Gratefully, Keith broke eye contact and nervously edged out of his seat. “Ah, I hadn’t thought about it, really. It was supposed to be a gi—um,” he paused, responding to his friend’s obvious prompt for more diplomacy, and rubbed the corner of the cloth between thumb and forefinger. “What would you like to trade?”

Maura whispered in Holl’s ear, and he nodded, fingering the fabric speculatively. Keith watched him with respect. He didn’t look too keen or too disinterested: a natural garage-saler. “I’d say it might be worth a small lantern, or a toy, or a carved wooden box this big.” He sketched a form in the air about six inches wide. “There’s more than a single garment’s length here, you see.”

“Sounds fair. How about the lantern?” Keith asked quickly. Holl nodded and rerolled the bolt around its flat cardboard core. Maura took it and the two men shook hands. Patting Holl’s arm for thanks, she disappeared down the tunnel, waving the bolt happily. Taking their friends’ cue, the others spoke up at once with offers for their prizes.

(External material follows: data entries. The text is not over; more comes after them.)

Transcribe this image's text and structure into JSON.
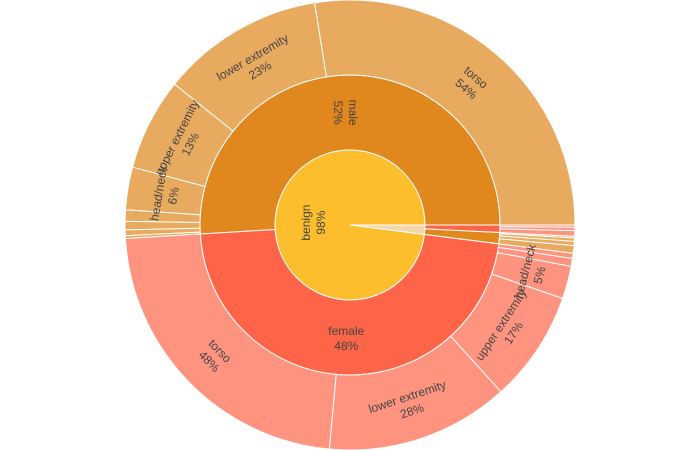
{
  "chart_data": {
    "type": "sunburst",
    "title": "",
    "value_format": "percent of parent",
    "colors": {
      "benign": "#fcbe2d",
      "male": "#e0871e",
      "male_leaf": "#e8aa5f",
      "female": "#fe6447",
      "female_leaf": "#fe9480",
      "malignant": "#f5d6a8"
    },
    "root": [
      {
        "label": "benign",
        "percent": 98,
        "children": [
          {
            "label": "male",
            "percent": 52,
            "children": [
              {
                "label": "torso",
                "percent": 54
              },
              {
                "label": "lower extremity",
                "percent": 23
              },
              {
                "label": "upper extremity",
                "percent": 13
              },
              {
                "label": "head/neck",
                "percent": 6
              },
              {
                "label": "",
                "percent": 1.6
              },
              {
                "label": "",
                "percent": 1.2
              },
              {
                "label": "",
                "percent": 0.8
              },
              {
                "label": "",
                "percent": 0.4
              }
            ]
          },
          {
            "label": "female",
            "percent": 48,
            "children": [
              {
                "label": "torso",
                "percent": 48
              },
              {
                "label": "lower extremity",
                "percent": 28
              },
              {
                "label": "upper extremity",
                "percent": 17
              },
              {
                "label": "head/neck",
                "percent": 5
              },
              {
                "label": "",
                "percent": 1.2
              },
              {
                "label": "",
                "percent": 0.8
              }
            ]
          }
        ]
      },
      {
        "label": "",
        "percent": 2,
        "children": [
          {
            "label": "",
            "percent": 60,
            "children": [
              {
                "label": "",
                "percent": 45
              },
              {
                "label": "",
                "percent": 25
              },
              {
                "label": "",
                "percent": 20
              },
              {
                "label": "",
                "percent": 10
              }
            ]
          },
          {
            "label": "",
            "percent": 40,
            "children": [
              {
                "label": "",
                "percent": 50
              },
              {
                "label": "",
                "percent": 30
              },
              {
                "label": "",
                "percent": 20
              }
            ]
          }
        ]
      }
    ]
  }
}
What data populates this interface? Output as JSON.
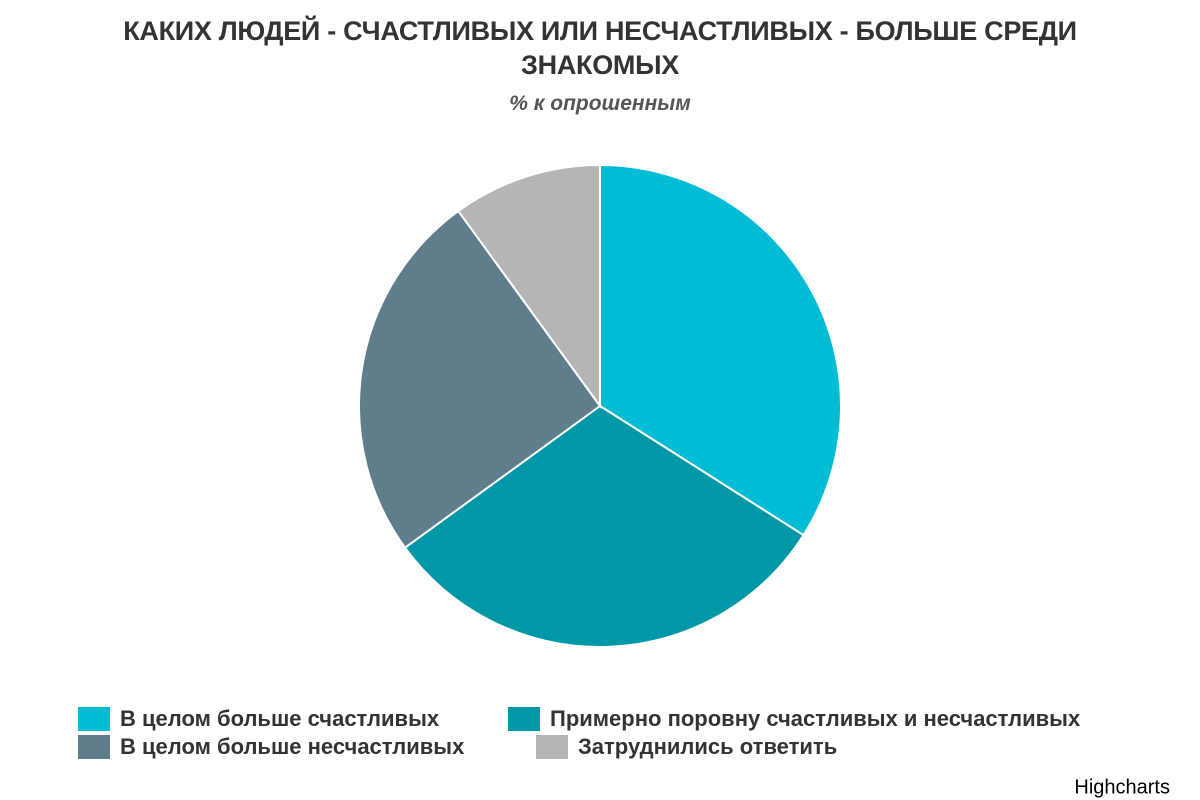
{
  "chart_data": {
    "type": "pie",
    "title": "КАКИХ ЛЮДЕЙ - СЧАСТЛИВЫХ ИЛИ НЕСЧАСТЛИВЫХ - БОЛЬШЕ СРЕДИ ЗНАКОМЫХ",
    "subtitle": "% к опрошенным",
    "categories": [
      "В целом больше счастливых",
      "Примерно поровну счастливых и несчастливых",
      "В целом больше несчастливых",
      "Затруднились ответить"
    ],
    "values": [
      34,
      31,
      25,
      10
    ],
    "colors": [
      "#00bcd4",
      "#0097a7",
      "#607d8b",
      "#b5b5b5"
    ],
    "credits": "Highcharts"
  }
}
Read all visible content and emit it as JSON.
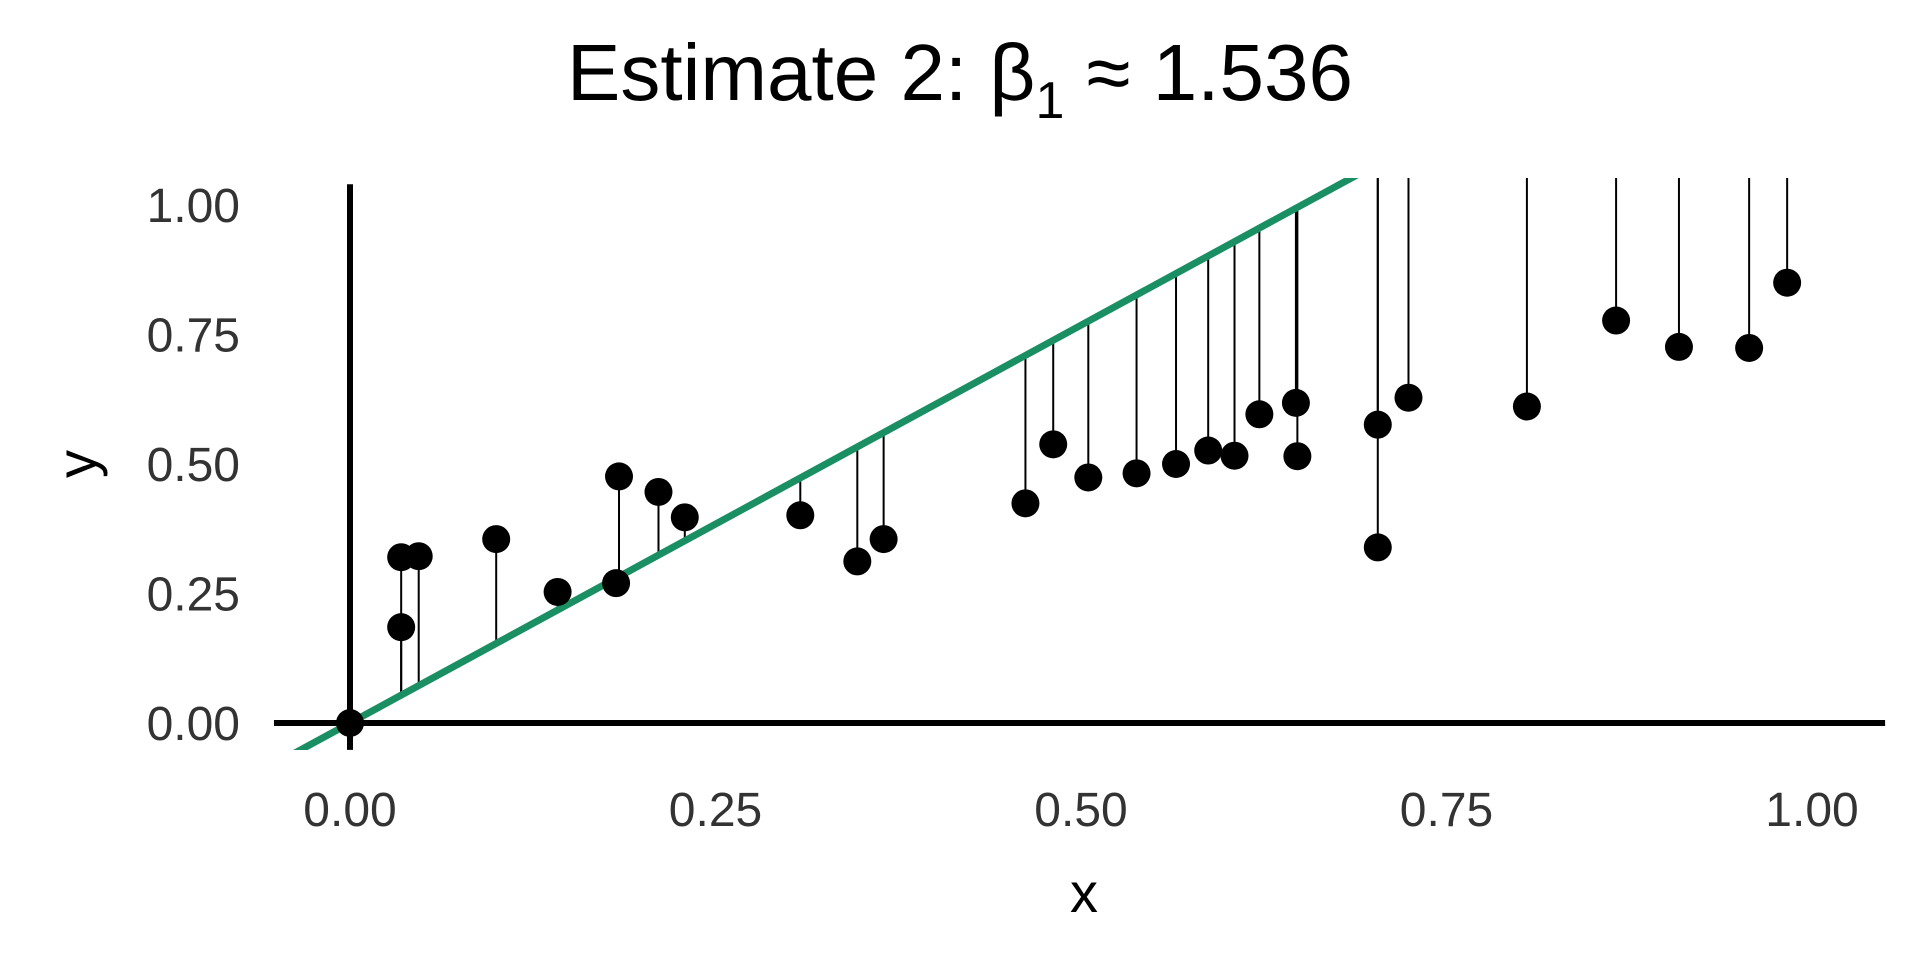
{
  "chart_data": {
    "type": "scatter",
    "title_main": "Estimate 2: β",
    "title_sub": "1",
    "title_tail": " ≈ 1.536",
    "xlabel": "x",
    "ylabel": "y",
    "xlim": [
      -0.05,
      1.05
    ],
    "ylim": [
      -0.05,
      1.05
    ],
    "xticks": [
      0,
      0.25,
      0.5,
      0.75,
      1
    ],
    "yticks": [
      0,
      0.25,
      0.5,
      0.75,
      1
    ],
    "x_tick_labels": [
      "0.00",
      "0.25",
      "0.50",
      "0.75",
      "1.00"
    ],
    "y_tick_labels": [
      "0.00",
      "0.25",
      "0.50",
      "0.75",
      "1.00"
    ],
    "grid": false,
    "fit_line": {
      "intercept": 0,
      "slope": 1.536,
      "color": "#1a8f64"
    },
    "residual_color": "#000000",
    "point_color": "#000000",
    "points": [
      {
        "x": 0.0,
        "y": 0.0
      },
      {
        "x": 0.035,
        "y": 0.32
      },
      {
        "x": 0.035,
        "y": 0.185
      },
      {
        "x": 0.047,
        "y": 0.322
      },
      {
        "x": 0.1,
        "y": 0.355
      },
      {
        "x": 0.142,
        "y": 0.253
      },
      {
        "x": 0.182,
        "y": 0.27
      },
      {
        "x": 0.184,
        "y": 0.476
      },
      {
        "x": 0.211,
        "y": 0.446
      },
      {
        "x": 0.229,
        "y": 0.397
      },
      {
        "x": 0.308,
        "y": 0.401
      },
      {
        "x": 0.347,
        "y": 0.312
      },
      {
        "x": 0.365,
        "y": 0.355
      },
      {
        "x": 0.462,
        "y": 0.424
      },
      {
        "x": 0.481,
        "y": 0.538
      },
      {
        "x": 0.505,
        "y": 0.474
      },
      {
        "x": 0.538,
        "y": 0.482
      },
      {
        "x": 0.565,
        "y": 0.5
      },
      {
        "x": 0.587,
        "y": 0.526
      },
      {
        "x": 0.605,
        "y": 0.516
      },
      {
        "x": 0.622,
        "y": 0.596
      },
      {
        "x": 0.647,
        "y": 0.618
      },
      {
        "x": 0.648,
        "y": 0.515
      },
      {
        "x": 0.703,
        "y": 0.576
      },
      {
        "x": 0.703,
        "y": 0.339
      },
      {
        "x": 0.724,
        "y": 0.628
      },
      {
        "x": 0.805,
        "y": 0.611
      },
      {
        "x": 0.866,
        "y": 0.777
      },
      {
        "x": 0.909,
        "y": 0.726
      },
      {
        "x": 0.957,
        "y": 0.724
      },
      {
        "x": 0.983,
        "y": 0.85
      }
    ]
  }
}
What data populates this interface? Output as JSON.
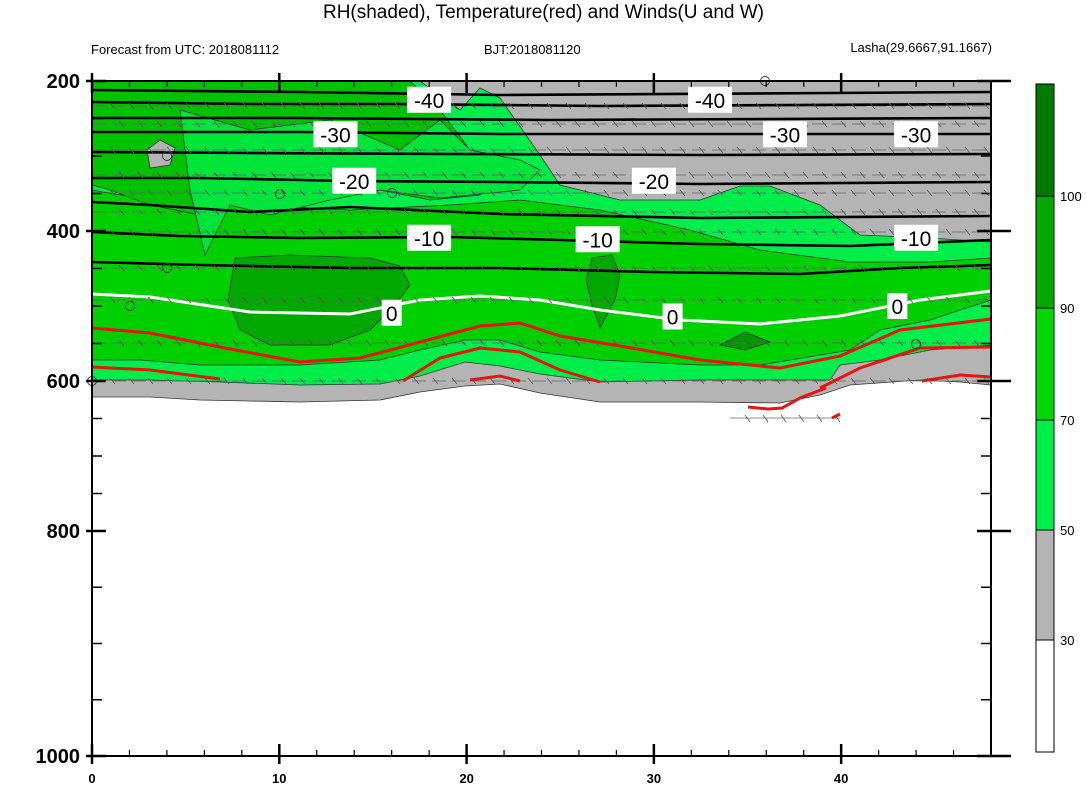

“Look,” Keith said, holding his hands palms out to the others. “I’m no good at this sort of thing. You take what you want, and we can figure it out later, okay?”

There was a general chorus of agreement, and the elves simply bundled the bags up and carried them away toward their home. In the echoing passage, Keith could hear the shrill voices of the elven sisters, arguing about
who
would wear
what
. Holl had a satisfied grin on his round face. Keith felt pretty good himself. Everyone seemed happy. This was much more what he had in mind. The other students’ ire seemed to have dissolved. They had arisen from their seats to watch the bartering, and now came over to praise Keith for his generosity and thoughtfulness. His idea seemed to have gone over well with them all.

Except the Elf Master. He still stood by Keith’s desk, radiating disapproval. Keith tried not to look his way. He felt himself cringing away from the stern little man. The other Little Folk were reappearing out of the tunnel and taking their seats. Keith appeared to have broken the ice, and the students, all of them, were chattering to one another, relaxed, the cultural barriers down at last. Marcy distracted him at that moment by grabbing his face between her hands and kissing him right on the mouth.